К основе, состоявшей из животной надежды и африканских страхов, они прибавили слова Писания: их верой стала вера в Христа. Взволнованно хором они пели: «Go down, Moses»[18]. В Миссисипи они видели некое подобие мутной реки Иордан.
Владельцами этой труженицы-земли и этих негров-рабов были праздные, жадные длинноволосые господа, обитавшие в больших домах, глядевшихся в реку, – с непременным псевдогреческим портиком из белой сосны. Хороший раб стоил дорого и тянул недолго. Некоторые были настолько неблагодарны, что вскоре заболевали и умирали. Следовало выжимать из этих ненадежных типов максимум прибыли. Поэтому их держали в поле от первого луча солнца до последнего, поэтому ежегодно собирали со своих земель урожай хлопка, или табака, или сахара. Утомленная и задерганная непрестанной обработкой, земля быстро истощалась; в плантации вклинивались густые заросли сорняков. На заброшенных фермах, в предместьях, в чащах тростника и на вонючих болотах жили poor whites, белые бедняки. То были рыболовы, охотники за чем придется, скотоводы. Они нередко выпрашивали у негров куски краденой пищи и в своем жалком прозябании тешились одной горделивой мыслью, что у них-то кровь чистая, без примеси. Одним из них был Лазарус Морель.

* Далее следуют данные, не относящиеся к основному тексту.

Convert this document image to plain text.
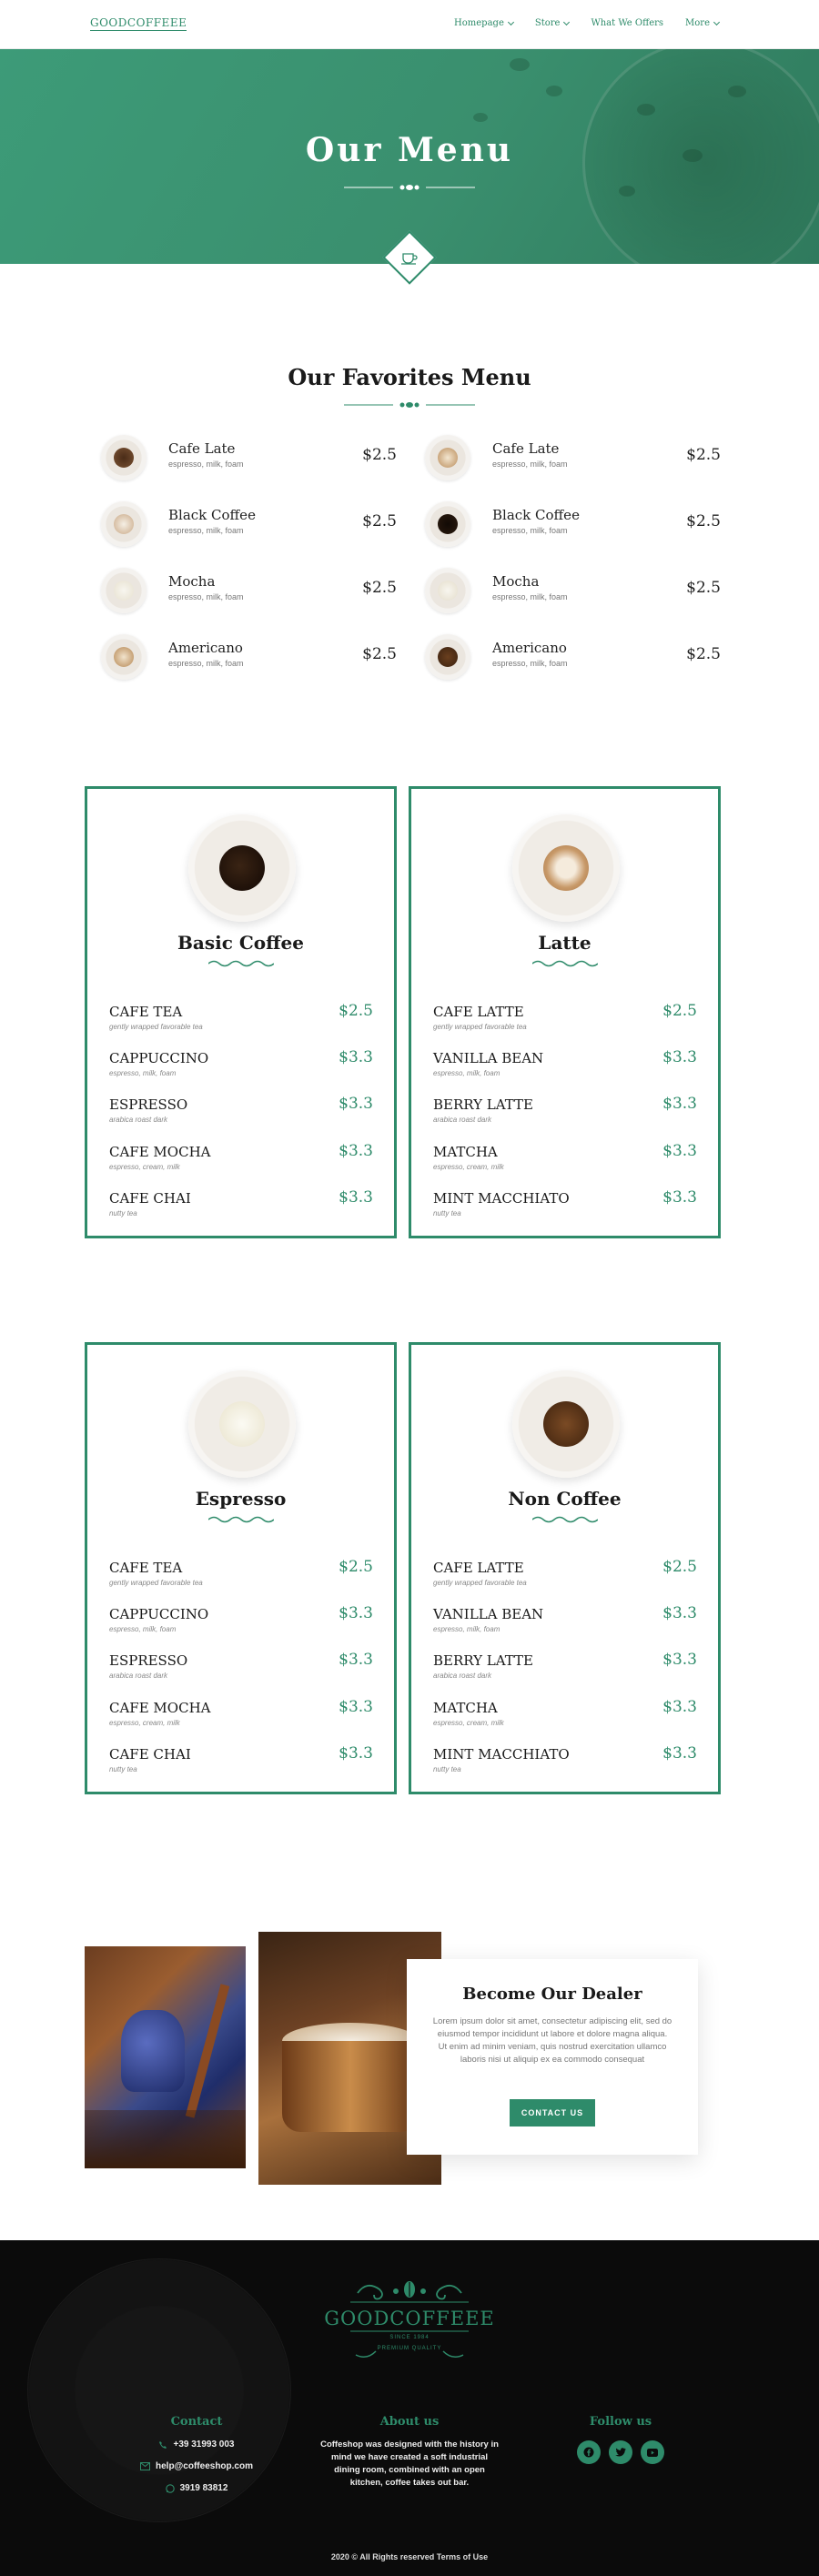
GOODCOFFEEE	Homepage	Store	What We Offers More
Our Menu
Our Favorites Menu
Cafe Late
espresso, milk, foam	$2.5
Black Coffee
espresso, milk, foam	$2.5
Mocha
espresso, milk, foam	$2.5
Americano
espresso, milk, foam	$2.5
Cafe Late
espresso, milk, foam	$2.5
Black Coffee
espresso, milk, foam	$2.5
Mocha
espresso, milk, foam	$2.5
Americano
espresso, milk, foam	$2.5
Basic Coffee
CAFE TEA
gently wrapped favorable tea
$2.5
CAPPUCCINO
espresso, milk, foam
$3.3
ESPRESSO
arabica roast dark
$3.3
CAFE MOCHA
espresso, cream, milk
$3.3
CAFE CHAI
nutty tea
$3.3
Latte
CAFE LATTE
gently wrapped favorable tea
$2.5
VANILLA BEAN
espresso, milk, foam
$3.3
BERRY LATTE
arabica roast dark
$3.3
MATCHA
espresso, cream, milk
$3.3
MINT MACCHIATO
nutty tea
$3.3
Espresso
CAFE TEA
gently wrapped favorable tea
$2.5
CAPPUCCINO
espresso, milk, foam
$3.3
ESPRESSO
arabica roast dark
$3.3
CAFE MOCHA
espresso, cream, milk
$3.3
CAFE CHAI
nutty tea
$3.3
Non Coffee
CAFE LATTE
gently wrapped favorable tea
$2.5
VANILLA BEAN
espresso, milk, foam
$3.3
BERRY LATTE
arabica roast dark
$3.3
MATCHA
espresso, cream, milk
$3.3
MINT MACCHIATO
nutty tea
$3.3
Become Our Dealer
Lorem ipsum dolor sit amet, consectetur adipiscing elit, sed do eiusmod tempor incididunt ut labore et dolore magna aliqua. Ut enim ad minim veniam, quis nostrud exercitation ullamco laboris nisi ut aliquip ex ea commodo consequat
CONTACT US
GOODCOFFEEE
SINCE 1984
PREMIUM QUALITY
Contact
+39 31993 003
help@coffeeshop.com
3919 83812
About us
Coffeshop was designed with the history in mind we have created a soft industrial dining room, combined with an open kitchen, coffee takes out bar.
Follow us
2020 © All Rights reserved Terms of Use
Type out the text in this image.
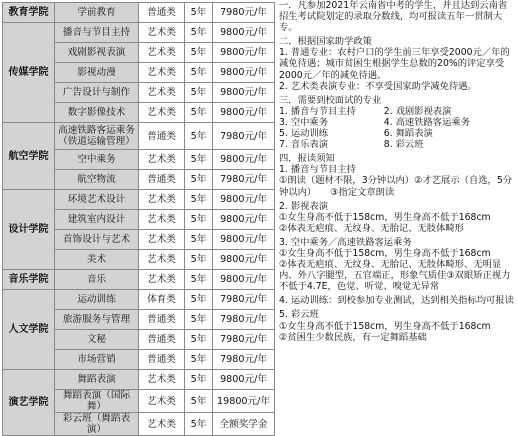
教育学院	学前教育	普通类	5年	7980元/年
传媒学院	播音与节目主持	艺术类	5年	9800元/年
	戏剧影视表演	艺术类	5年	9800元/年
	影视动漫	艺术类	5年	9800元/年
	广告设计与制作	艺术类	5年	9800元/年
	数字影像技术	艺术类	5年	9800元/年
航空学院	高速铁路客运乘务（铁道运输管理）	普通类	5年	7980元/年
	空中乘务	艺术类	5年	9800元/年
	航空物流	普通类	5年	7980元/年
设计学院	环境艺术设计	艺术类	5年	9800元/年
	建筑室内设计	艺术类	5年	9800元/年
	首饰设计与艺术	艺术类	5年	9800元/年
	美术	艺术类	5年	9800元/年
音乐学院	音乐	艺术类	5年	9800元/年
人文学院	运动训练	体育类	5年	7980元/年
	旅游服务与管理	普通类	5年	7980元/年
	文秘	普通类	5年	7980元/年
	市场营销	普通类	5年	7980元/年
演艺学院	舞蹈表演	艺术类	5年	9800元/年
	舞蹈表演（国际舞）	艺术类	5年	19800元/年
	彩云班（舞蹈表演）	艺术类	5年	全额奖学金

一．凡参加2021年云南省中考的学生，并且达到云南省招生考试院划定的录取分数线，均可报读五年一贯制大专。

二．根据国家助学政策
1. 普通专业：农村户口的学生前三年享受2000元／年的减免待遇；城市贫困生根据学生总数的20%的评定享受2000元／年的减免待遇。
2. 艺术类表演专业：不享受国家助学减免待遇。

三．需要到校面试的专业
1. 播音与节目主持　　　2. 戏剧影视表演
3. 空中乘务　　　　　　4. 高速铁路客运乘务
5. 运动训练　　　　　　6. 舞蹈表演
7. 音乐表演　　　　　　8. 彩云班

四．报读须知
1. 播音与节目主持
①朗读（题材不限，3分钟以内）②才艺展示（自选，5分钟以内）　　③指定文章朗读

2. 影视表演
①女生身高不低于158cm，男生身高不低于168cm
②体表无疤痕、无纹身、无胎记、无肢体畸形

3. 空中乘务／高速铁路客运乘务
①女生身高不低于158cm，男生身高不低于168cm
②体表无疤痕、无纹身、无胎记、无肢体畸形、无明显内、外八字腿型，五官端正，形象气质佳③双眼矫正视力不低于4.7E，色觉、听觉、嗅觉无异常

4. 运动训练：到校参加专业测试，达到相关指标均可报读

5. 彩云班
①女生身高不低于158cm，男生身高不低于168cm
②贫困生少数民族，有一定舞蹈基础
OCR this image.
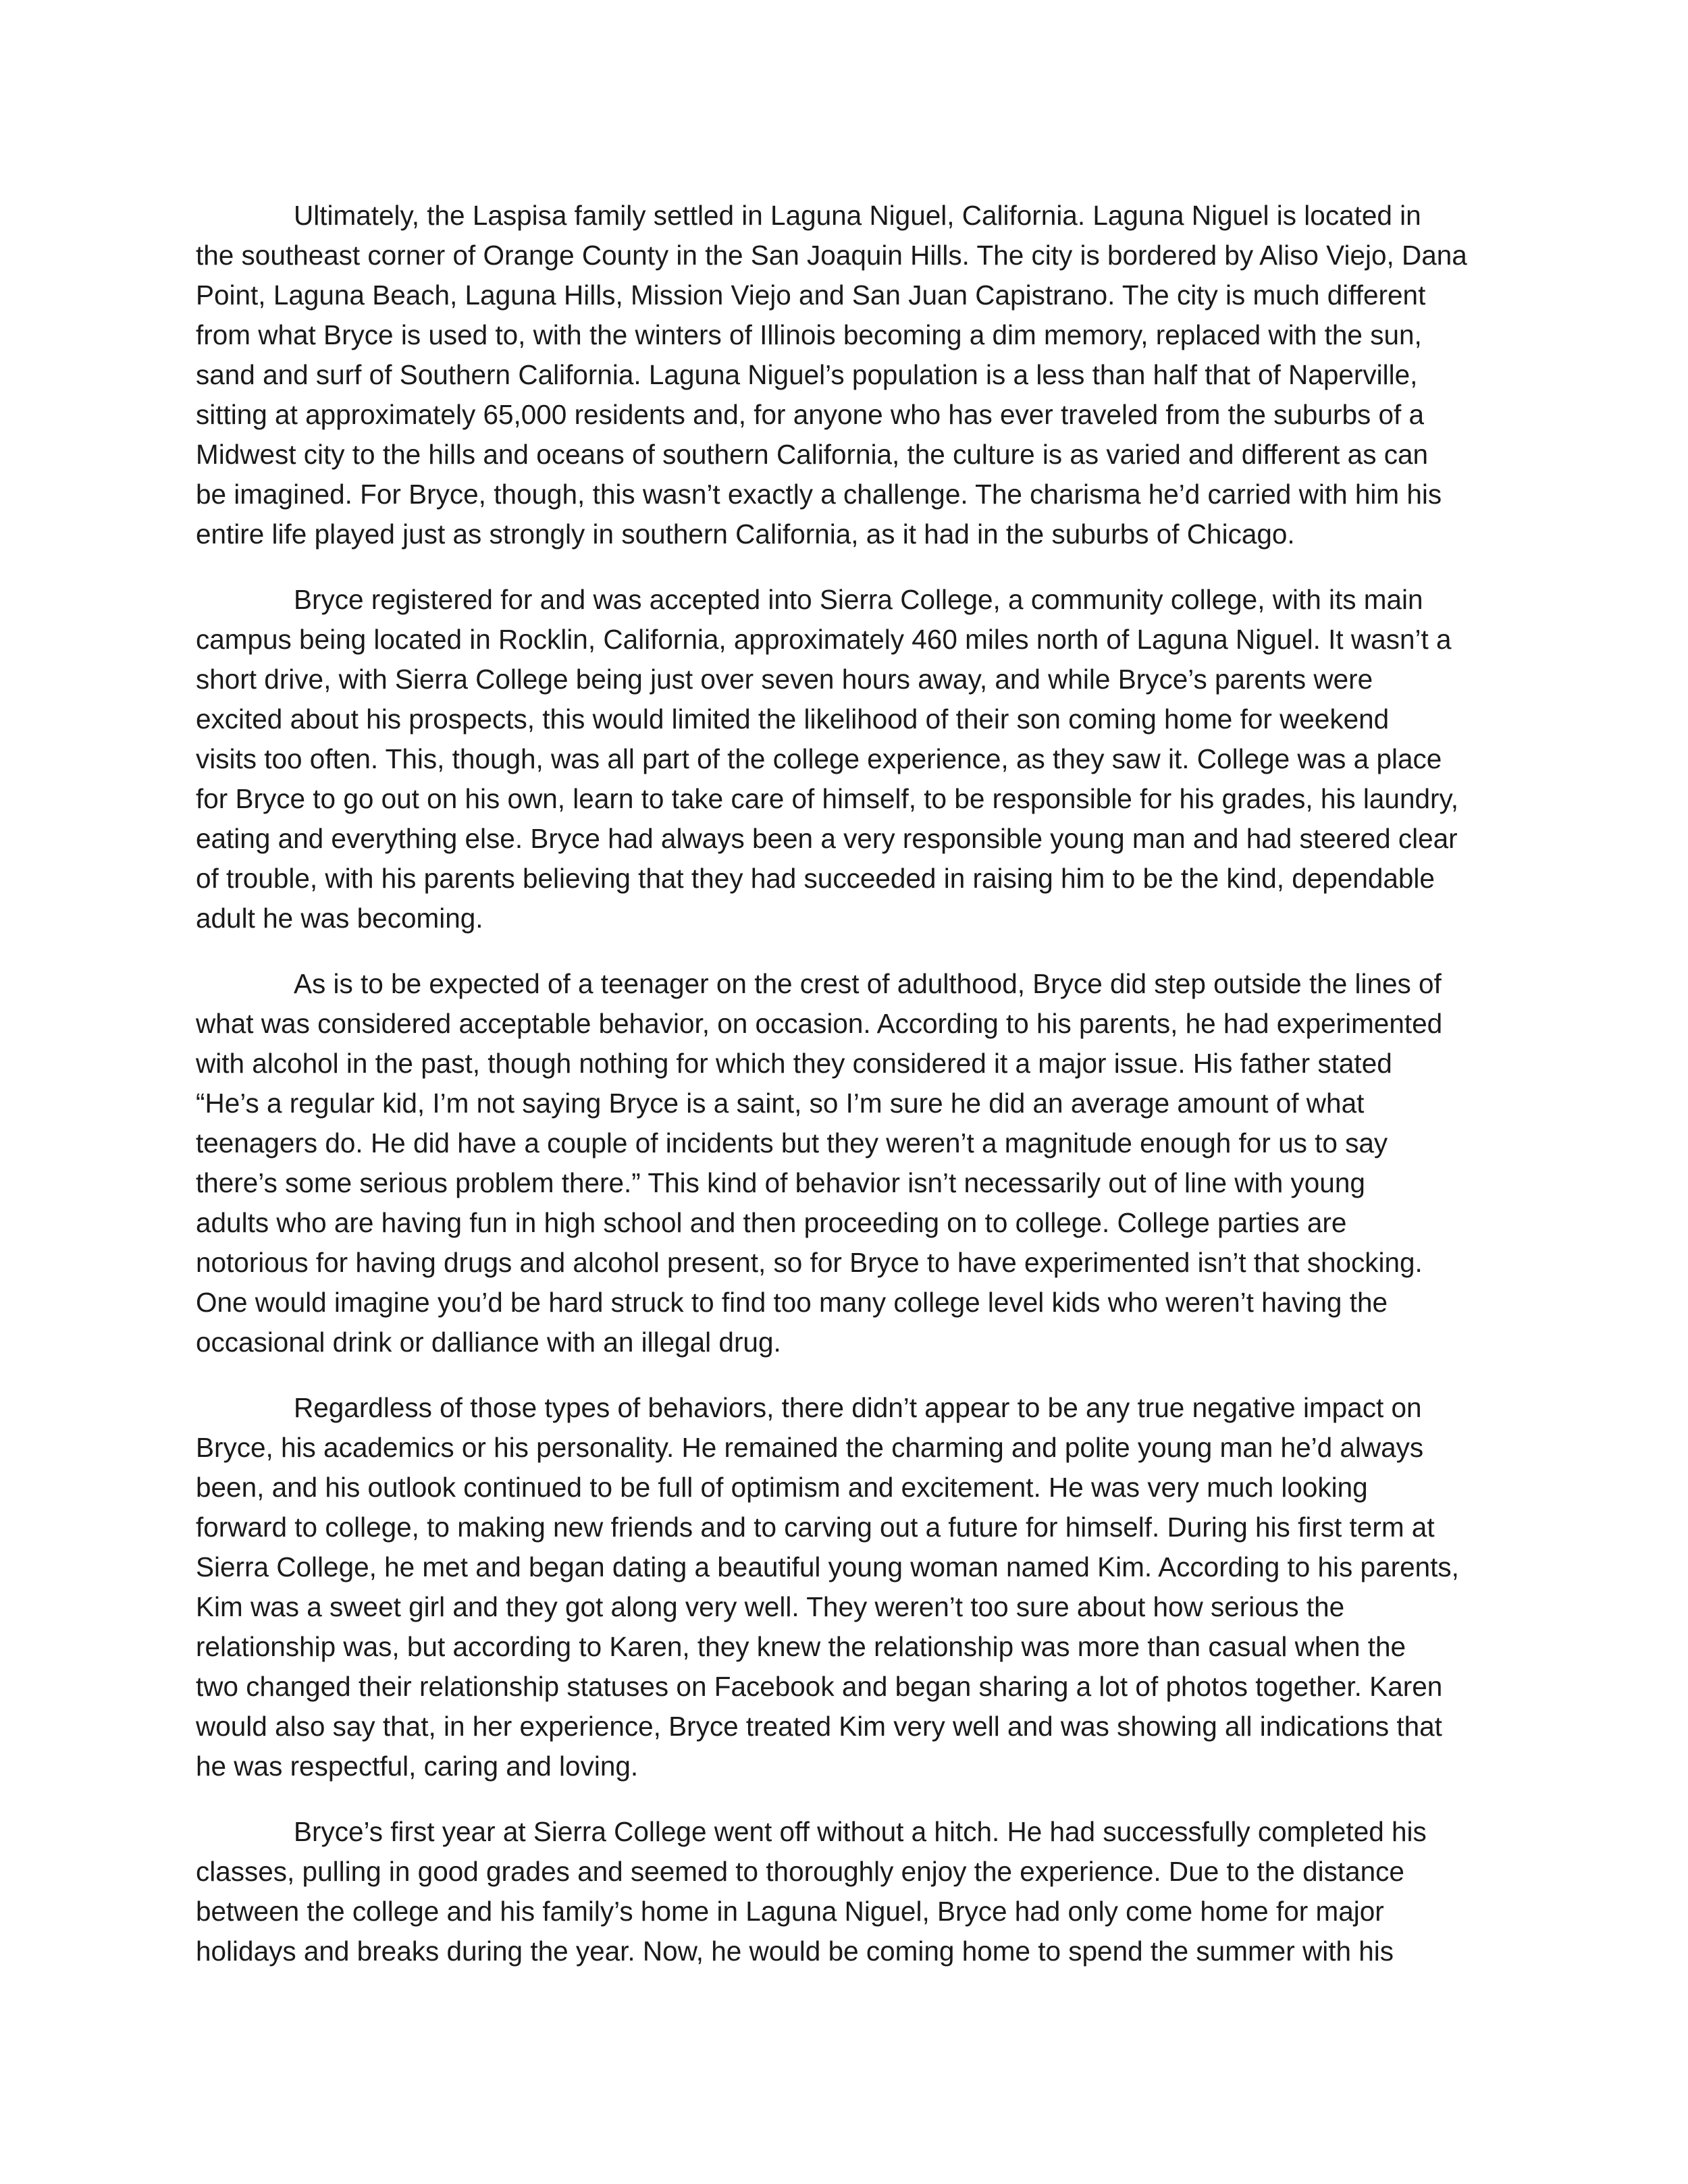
Ultimately, the Laspisa family settled in Laguna Niguel, California. Laguna Niguel is located in
the southeast corner of Orange County in the San Joaquin Hills. The city is bordered by Aliso Viejo, Dana
Point, Laguna Beach, Laguna Hills, Mission Viejo and San Juan Capistrano. The city is much different
from what Bryce is used to, with the winters of Illinois becoming a dim memory, replaced with the sun,
sand and surf of Southern California. Laguna Niguel’s population is a less than half that of Naperville,
sitting at approximately 65,000 residents and, for anyone who has ever traveled from the suburbs of a
Midwest city to the hills and oceans of southern California, the culture is as varied and different as can
be imagined. For Bryce, though, this wasn’t exactly a challenge. The charisma he’d carried with him his
entire life played just as strongly in southern California, as it had in the suburbs of Chicago.

Bryce registered for and was accepted into Sierra College, a community college, with its main
campus being located in Rocklin, California, approximately 460 miles north of Laguna Niguel. It wasn’t a
short drive, with Sierra College being just over seven hours away, and while Bryce’s parents were
excited about his prospects, this would limited the likelihood of their son coming home for weekend
visits too often. This, though, was all part of the college experience, as they saw it. College was a place
for Bryce to go out on his own, learn to take care of himself, to be responsible for his grades, his laundry,
eating and everything else. Bryce had always been a very responsible young man and had steered clear
of trouble, with his parents believing that they had succeeded in raising him to be the kind, dependable
adult he was becoming.

As is to be expected of a teenager on the crest of adulthood, Bryce did step outside the lines of
what was considered acceptable behavior, on occasion. According to his parents, he had experimented
with alcohol in the past, though nothing for which they considered it a major issue. His father stated
“He’s a regular kid, I’m not saying Bryce is a saint, so I’m sure he did an average amount of what
teenagers do. He did have a couple of incidents but they weren’t a magnitude enough for us to say
there’s some serious problem there.” This kind of behavior isn’t necessarily out of line with young
adults who are having fun in high school and then proceeding on to college. College parties are
notorious for having drugs and alcohol present, so for Bryce to have experimented isn’t that shocking.
One would imagine you’d be hard struck to find too many college level kids who weren’t having the
occasional drink or dalliance with an illegal drug.

Regardless of those types of behaviors, there didn’t appear to be any true negative impact on
Bryce, his academics or his personality. He remained the charming and polite young man he’d always
been, and his outlook continued to be full of optimism and excitement. He was very much looking
forward to college, to making new friends and to carving out a future for himself. During his first term at
Sierra College, he met and began dating a beautiful young woman named Kim. According to his parents,
Kim was a sweet girl and they got along very well. They weren’t too sure about how serious the
relationship was, but according to Karen, they knew the relationship was more than casual when the
two changed their relationship statuses on Facebook and began sharing a lot of photos together. Karen
would also say that, in her experience, Bryce treated Kim very well and was showing all indications that
he was respectful, caring and loving.

Bryce’s first year at Sierra College went off without a hitch. He had successfully completed his
classes, pulling in good grades and seemed to thoroughly enjoy the experience. Due to the distance
between the college and his family’s home in Laguna Niguel, Bryce had only come home for major
holidays and breaks during the year. Now, he would be coming home to spend the summer with his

Публикуемые в американских журналах дагеротипы Мореля не аутентичны. Отсутствие подлинных изображений человека, столь запоминающегося и знаменитого, наверняка не случайно. Можно предположить, что Морель уклонялся от посеребренной пластинки главным образом для того, чтобы не оставлять лишних следов да, кстати, поддержать таинственность… Однако мы знаем, что в молодости он был некрасив и что слишком близко посаженные глаза и тонкие губы не располагали в его пользу. Впоследствии годы придали ему ту особую величавость, которая бывает у поседевших негодяев, у удачливых и оставшихся безнаказанными преступников. Он был истый аристократ-южанин, несмотря на нищее детство и бесчестную жизнь. Недурно зная Священное Писание, он произносил проповеди с необычайной убедительностью. «Видел Лазаруса Мореля на кафедре, – записывает некий владелец игорного дома в Батон-Руж, штат Луизиана, – слушал его назидательные речи и видел, как у него на глазах проступали слезы. Я-то знал, что он прелюбодей, похититель негров и убийца перед лицом Господа, но и мои глаза плакали».
Другое яркое свидетельство этих благочестивых порывов исходит от самого Мореля. «Я открыл наугад Библию, наткнулся на подходящий стих у апостола Павла и говорил проповедь час двадцать минут. Не потеряли зря это время и Креншоу с товарищами – они покамест угнали у моих слушателей всех лошадей. Мы их продали в штате Арканзас, кроме одного гнедого, горячего коня, которого я придержал для собственного употребления. Креншоу он тоже понравился, но я его убедил, что конь этот ему не подходит».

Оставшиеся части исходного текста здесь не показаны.